Experimental Design
Our study design conceptualizes the village as a distinct local labor market. We will select villages into our sample in which between 40 and 100 households participate in the casual daily labor market. A randomly selected 50% of villages will be treatment villages, from which we will hire up to 30% of prime age, male casual daily laborers. This will constitute a large demand shock to the village that will last for one month. The remaining 50% will be control villages, from which we will hire only one or two individuals. This will constitute a negligible shock. To test our predictions, we will examine the impact of the labor demand shocks on village wages and employment.

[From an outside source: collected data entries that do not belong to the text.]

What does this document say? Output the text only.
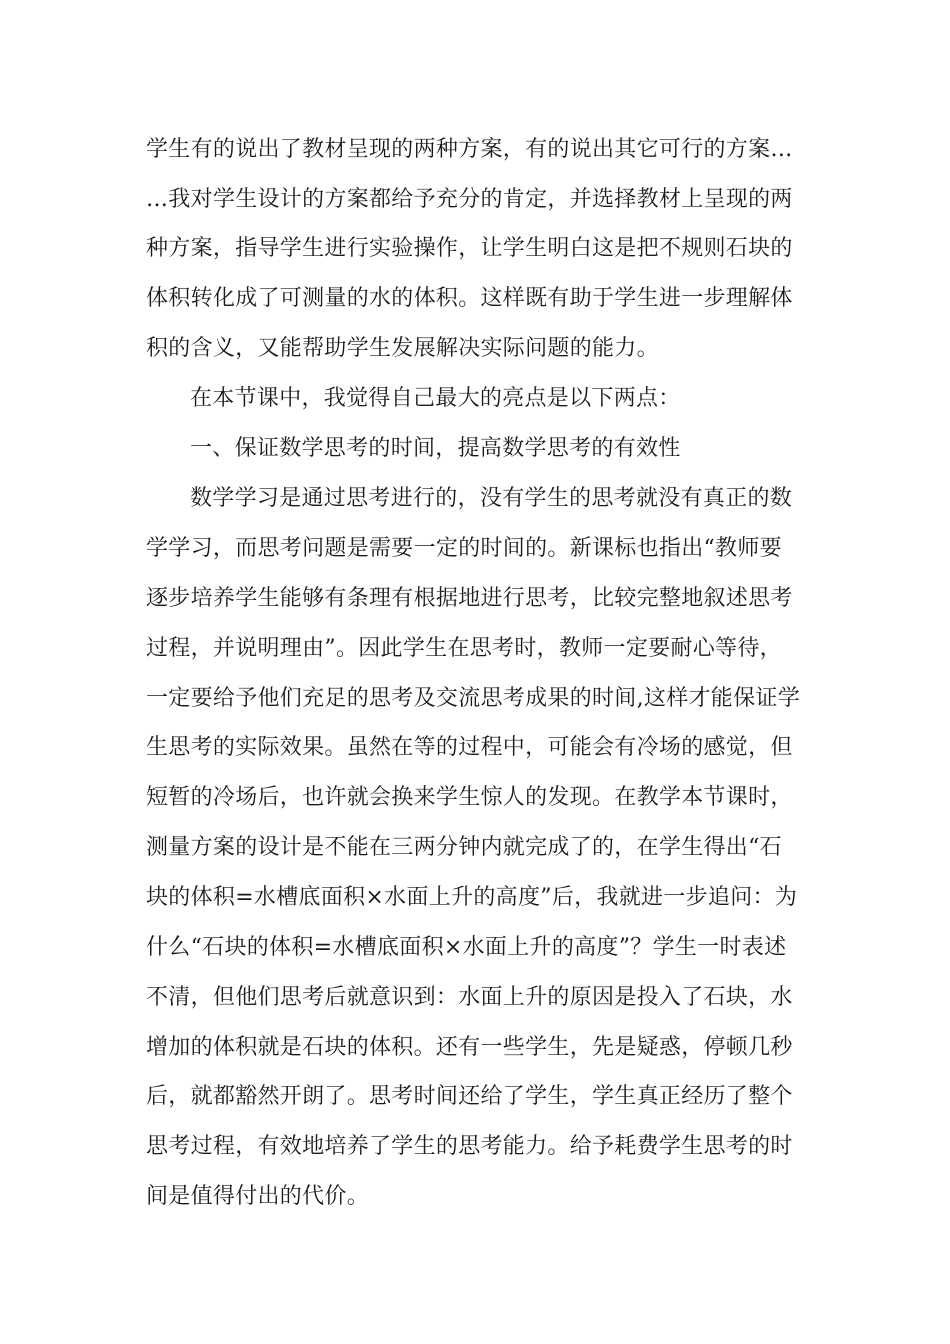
学生有的说出了教材呈现的两种方案，有的说出其它可行的方案…
…我对学生设计的方案都给予充分的肯定，并选择教材上呈现的两
种方案，指导学生进行实验操作，让学生明白这是把不规则石块的
体积转化成了可测量的水的体积。这样既有助于学生进一步理解体
积的含义，又能帮助学生发展解决实际问题的能力。
在本节课中，我觉得自己最大的亮点是以下两点：
一、保证数学思考的时间，提高数学思考的有效性
数学学习是通过思考进行的，没有学生的思考就没有真正的数
学学习，而思考问题是需要一定的时间的。新课标也指出“教师要
逐步培养学生能够有条理有根据地进行思考，比较完整地叙述思考
过程，并说明理由”。因此学生在思考时，教师一定要耐心等待，
一定要给予他们充足的思考及交流思考成果的时间,这样才能保证学
生思考的实际效果。虽然在等的过程中，可能会有冷场的感觉，但
短暂的冷场后，也许就会换来学生惊人的发现。在教学本节课时，
测量方案的设计是不能在三两分钟内就完成了的，在学生得出“石
块的体积=水槽底面积×水面上升的高度”后，我就进一步追问：为
什么“石块的体积=水槽底面积×水面上升的高度”？学生一时表述
不清，但他们思考后就意识到：水面上升的原因是投入了石块，水
增加的体积就是石块的体积。还有一些学生，先是疑惑，停顿几秒
后，就都豁然开朗了。思考时间还给了学生，学生真正经历了整个
思考过程，有效地培养了学生的思考能力。给予耗费学生思考的时
间是值得付出的代价。
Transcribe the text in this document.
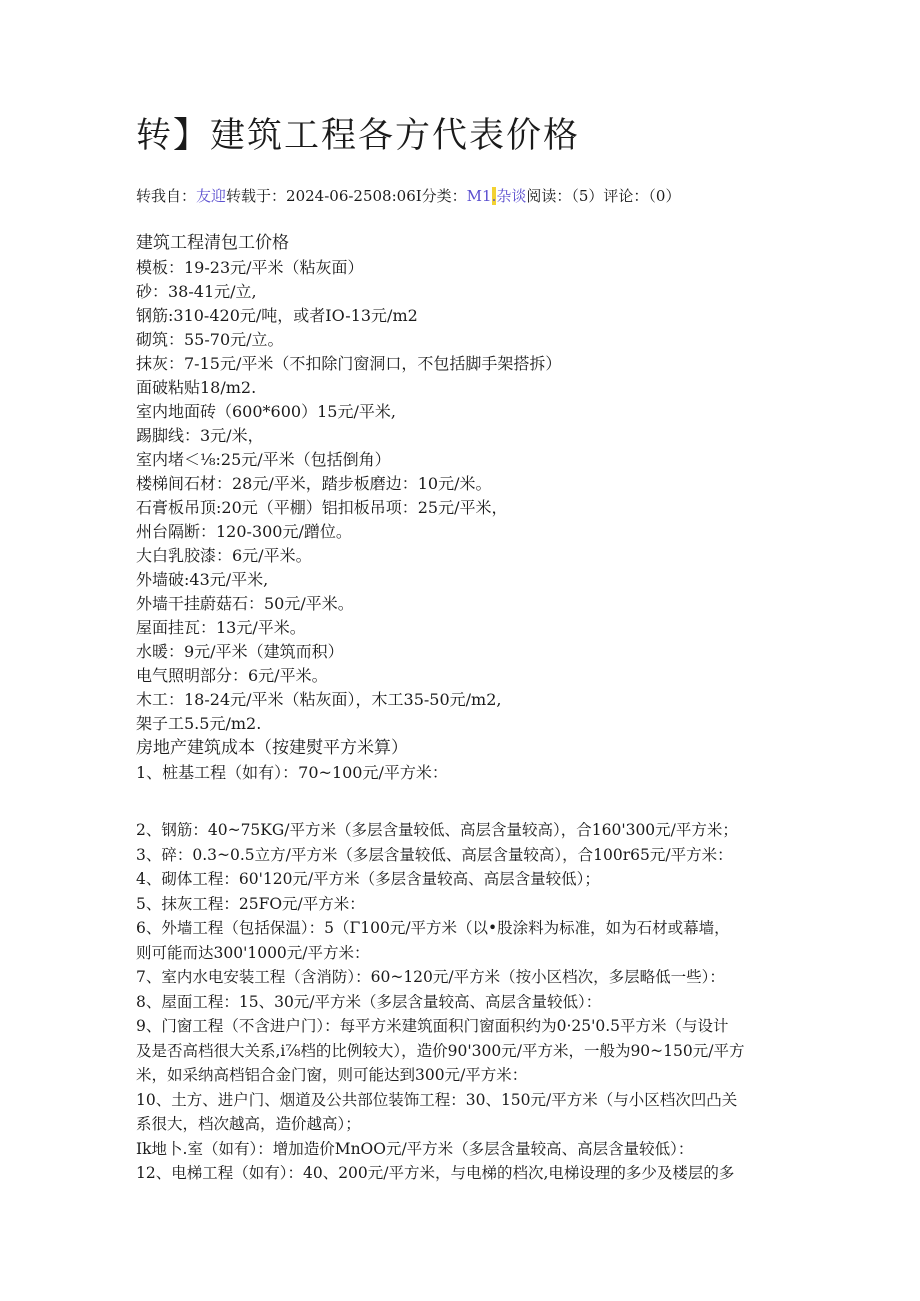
转】建筑工程各方代表价格
转我自：友迎转载于：2024-06-2508:06Ⅰ分类：M1.杂谈阅读：（5）评论：（0）

建筑工程清包工价格

模板：19-23元/平米（粘灰面）

砂：38-41元/立,

钢筋:310-420元/吨，或者IO-13元/m2

砌筑：55-70元/立。

抹灰：7-15元/平米（不扣除门窗洞口，不包括脚手架搭拆）

面破粘贴18/m2.

室内地面砖（600*600）15元/平米,

踢脚线：3元/米，

室内堵＜⅛:25元/平米（包括倒角）

楼梯间石材：28元/平米，踏步板磨边：10元/米。

石膏板吊顶:20元（平棚）铝扣板吊项：25元/平米，

州台隔断：120-300元/蹭位。

大白乳胶漆：6元/平米。

外墙破:43元/平米,

外墙干挂蔚菇石：50元/平米。

屋面挂瓦：13元/平米。

水暖：9元/平米（建筑而积）

电气照明部分：6元/平米。

木工：18-24元/平米（粘灰面），木工35-50元/m2,

架子工5.5元/m2.

房地产建筑成本（按建熨平方米算）

1、桩基工程（如有）：70~100元/平方米：

2、钢筋：40~75KG/平方米（多层含量较低、高层含量较高），合160'300元/平方米；

3、碎：0.3~0.5立方/平方米（多层含量较低、高层含量较高），合100r65元/平方米：

4、砌体工程：60'120元/平方米（多层含量较高、高层含量较低）；

5、抹灰工程：25FO元/平方米：

6、外墙工程（包括保温）：5（Γ100元/平方米（以•股涂料为标准，如为石材或幕墙，

则可能而达300'1000元/平方米：

7、室内水电安装工程（含消防）：60~120元/平方米（按小区档次，多层略低一些）：

8、屋面工程：15、30元/平方米（多层含量较高、高层含量较低）：

9、门窗工程（不含进户门）：每平方米建筑面积门窗面积约为0·25'0.5平方米（与设计

及是否高档很大关系,i⅞档的比例较大），造价90'300元/平方米，一般为90~150元/平方

米，如采纳高档铝合金门窗，则可能达到300元/平方米：

10、土方、进户门、烟道及公共部位装饰工程：30、150元/平方米（与小区档次凹凸关

系很大，档次越高，造价越高）；

Ik地卜.室（如有）：增加造价MnOO元/平方米（多层含量较高、高层含量较低）：

12、电梯工程（如有）：40、200元/平方米，与电梯的档次,电梯设理的多少及楼层的多
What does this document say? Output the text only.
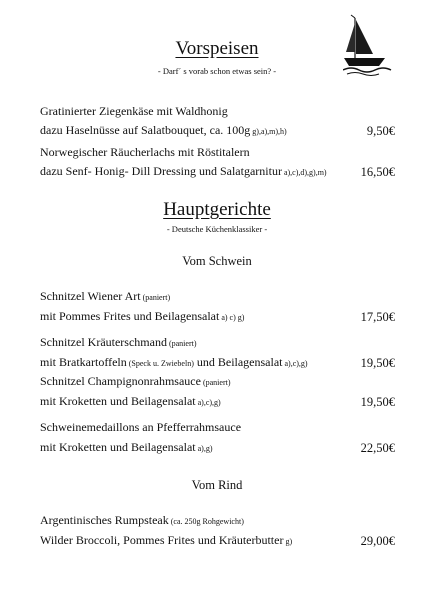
Vorspeisen
- Darf´ s vorab schon etwas sein? -
Gratinierter Ziegenkäse mit Waldhonig
dazu Haselnüsse auf Salatbouquet, ca. 100g g),a),m),h)	9,50€
Norwegischer Räucherlachs mit Röstitalern
dazu Senf- Honig- Dill Dressing und Salatgarnitur a),c),d),g),m)	16,50€
Hauptgerichte
- Deutsche Küchenklassiker -
Vom Schwein
Schnitzel Wiener Art (paniert)
mit Pommes Frites und Beilagensalat a) c) g)	17,50€
Schnitzel Kräuterschmand (paniert)
mit Bratkartoffeln (Speck u. Zwiebeln) und Beilagensalat a),c),g)	19,50€
Schnitzel Champignonrahmsauce (paniert)
mit Kroketten und Beilagensalat a),c),g)	19,50€
Schweinemedaillons an Pfefferrahmsauce
mit Kroketten und Beilagensalat a),g)	22,50€
Vom Rind
Argentinisches Rumpsteak (ca. 250g Rohgewicht)
Wilder Broccoli, Pommes Frites und Kräuterbutter g)	29,00€
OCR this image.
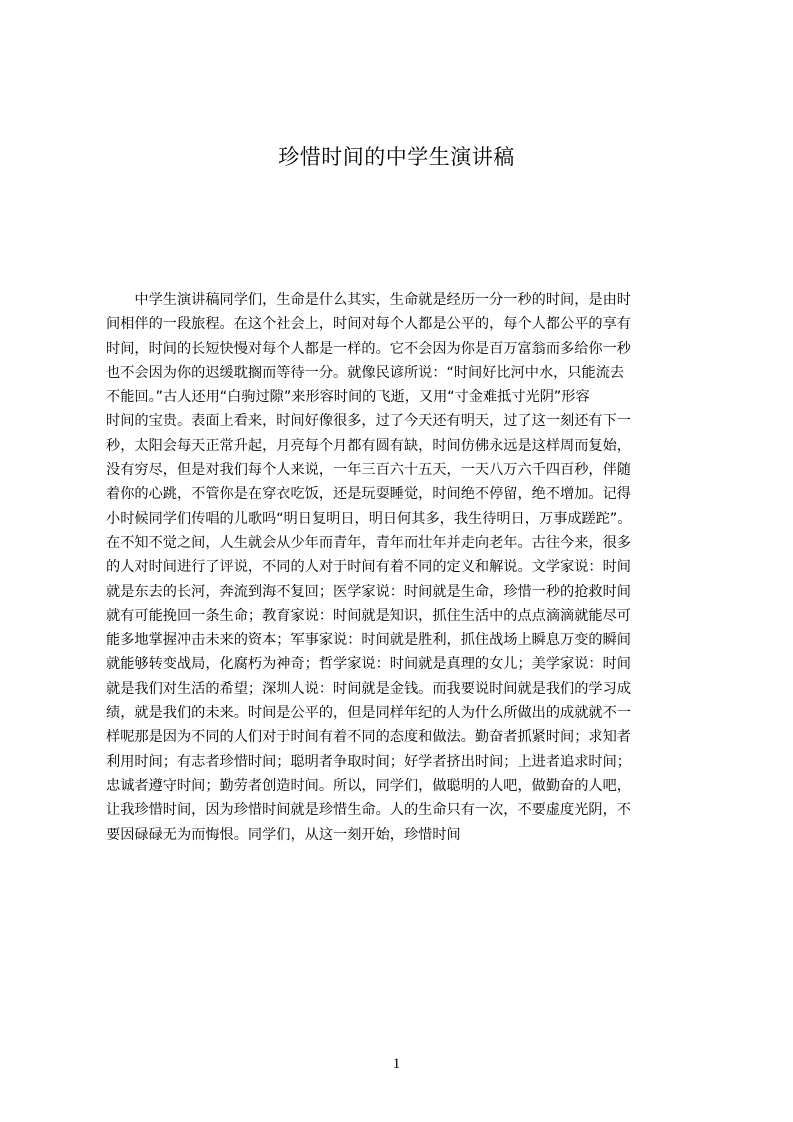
珍惜时间的中学生演讲稿
　　中学生演讲稿同学们，生命是什么其实，生命就是经历一分一秒的时间，是由时
间相伴的一段旅程。在这个社会上，时间对每个人都是公平的，每个人都公平的享有
时间，时间的长短快慢对每个人都是一样的。它不会因为你是百万富翁而多给你一秒
也不会因为你的迟缓耽搁而等待一分。就像民谚所说：“时间好比河中水，只能流去
不能回。”古人还用“白驹过隙”来形容时间的飞逝，又用“寸金难抵寸光阴”形容
时间的宝贵。表面上看来，时间好像很多，过了今天还有明天，过了这一刻还有下一
秒，太阳会每天正常升起，月亮每个月都有圆有缺，时间仿佛永远是这样周而复始，
没有穷尽，但是对我们每个人来说，一年三百六十五天，一天八万六千四百秒，伴随
着你的心跳，不管你是在穿衣吃饭，还是玩耍睡觉，时间绝不停留，绝不增加。记得
小时候同学们传唱的儿歌吗“明日复明日，明日何其多，我生待明日，万事成蹉跎”。
在不知不觉之间，人生就会从少年而青年，青年而壮年并走向老年。古往今来，很多
的人对时间进行了评说，不同的人对于时间有着不同的定义和解说。文学家说：时间
就是东去的长河，奔流到海不复回；医学家说：时间就是生命，珍惜一秒的抢救时间
就有可能挽回一条生命；教育家说：时间就是知识，抓住生活中的点点滴滴就能尽可
能多地掌握冲击未来的资本；军事家说：时间就是胜利，抓住战场上瞬息万变的瞬间
就能够转变战局，化腐朽为神奇；哲学家说：时间就是真理的女儿；美学家说：时间
就是我们对生活的希望；深圳人说：时间就是金钱。而我要说时间就是我们的学习成
绩，就是我们的未来。时间是公平的，但是同样年纪的人为什么所做出的成就就不一
样呢那是因为不同的人们对于时间有着不同的态度和做法。勤奋者抓紧时间；求知者
利用时间；有志者珍惜时间；聪明者争取时间；好学者挤出时间；上进者追求时间；
忠诚者遵守时间；勤劳者创造时间。所以，同学们，做聪明的人吧，做勤奋的人吧，
让我珍惜时间，因为珍惜时间就是珍惜生命。人的生命只有一次，不要虚度光阴，不
要因碌碌无为而悔恨。同学们，从这一刻开始，珍惜时间
1
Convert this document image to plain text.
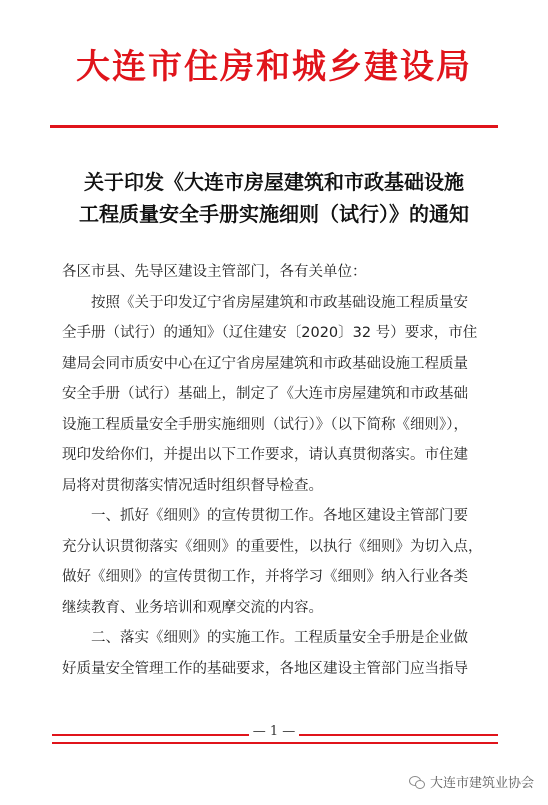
大连市住房和城乡建设局
关于印发《大连市房屋建筑和市政基础设施
工程质量安全手册实施细则（试行）》的通知
各区市县、先导区建设主管部门，各有关单位：
按照《关于印发辽宁省房屋建筑和市政基础设施工程质量安
全手册（试行）的通知》（辽住建安〔2020〕32 号）要求，市住
建局会同市质安中心在辽宁省房屋建筑和市政基础设施工程质量
安全手册（试行）基础上，制定了《大连市房屋建筑和市政基础
设施工程质量安全手册实施细则（试行）》（以下简称《细则》），
现印发给你们，并提出以下工作要求，请认真贯彻落实。市住建
局将对贯彻落实情况适时组织督导检查。
一、抓好《细则》的宣传贯彻工作。各地区建设主管部门要
充分认识贯彻落实《细则》的重要性，以执行《细则》为切入点，
做好《细则》的宣传贯彻工作，并将学习《细则》纳入行业各类
继续教育、业务培训和观摩交流的内容。
二、落实《细则》的实施工作。工程质量安全手册是企业做
好质量安全管理工作的基础要求，各地区建设主管部门应当指导
— 1 —
大连市建筑业协会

In each of the control and treatment villages, we will survey a representative sample of all workers who supply labor to the casual daily labor market. We will conduct three waves of surveys: at baseline (immediately before the demand shock), at endline (during the third week of the month-long demand shock), and at post-intervention (two weeks after the end of the demand shock, after all workers are back in the village labor force). In each survey, we will collect detailed daily recall data about wages: cash wages, details of in-kind payments (e.g. tea, whether meat was included in lunch, cash value of in-kind payments), whether the worker was paid on time, etc. In addition, we will collect details of employment (activity, length of breaks, hours worked, location) and self-reports of involuntary unemployment. We will also collect information about baseline characteristics of household enterprises (such as asset use, investment, and profits). Further, we will survey a small sample of agricultural employers in each village at endline (during the third week of the demand shock). This survey will capture data on the hiring of workers from inside and outside the village, employers' search efforts for workers, and farm operations. We will ask employers to rate the quality of a subset of workers in the village.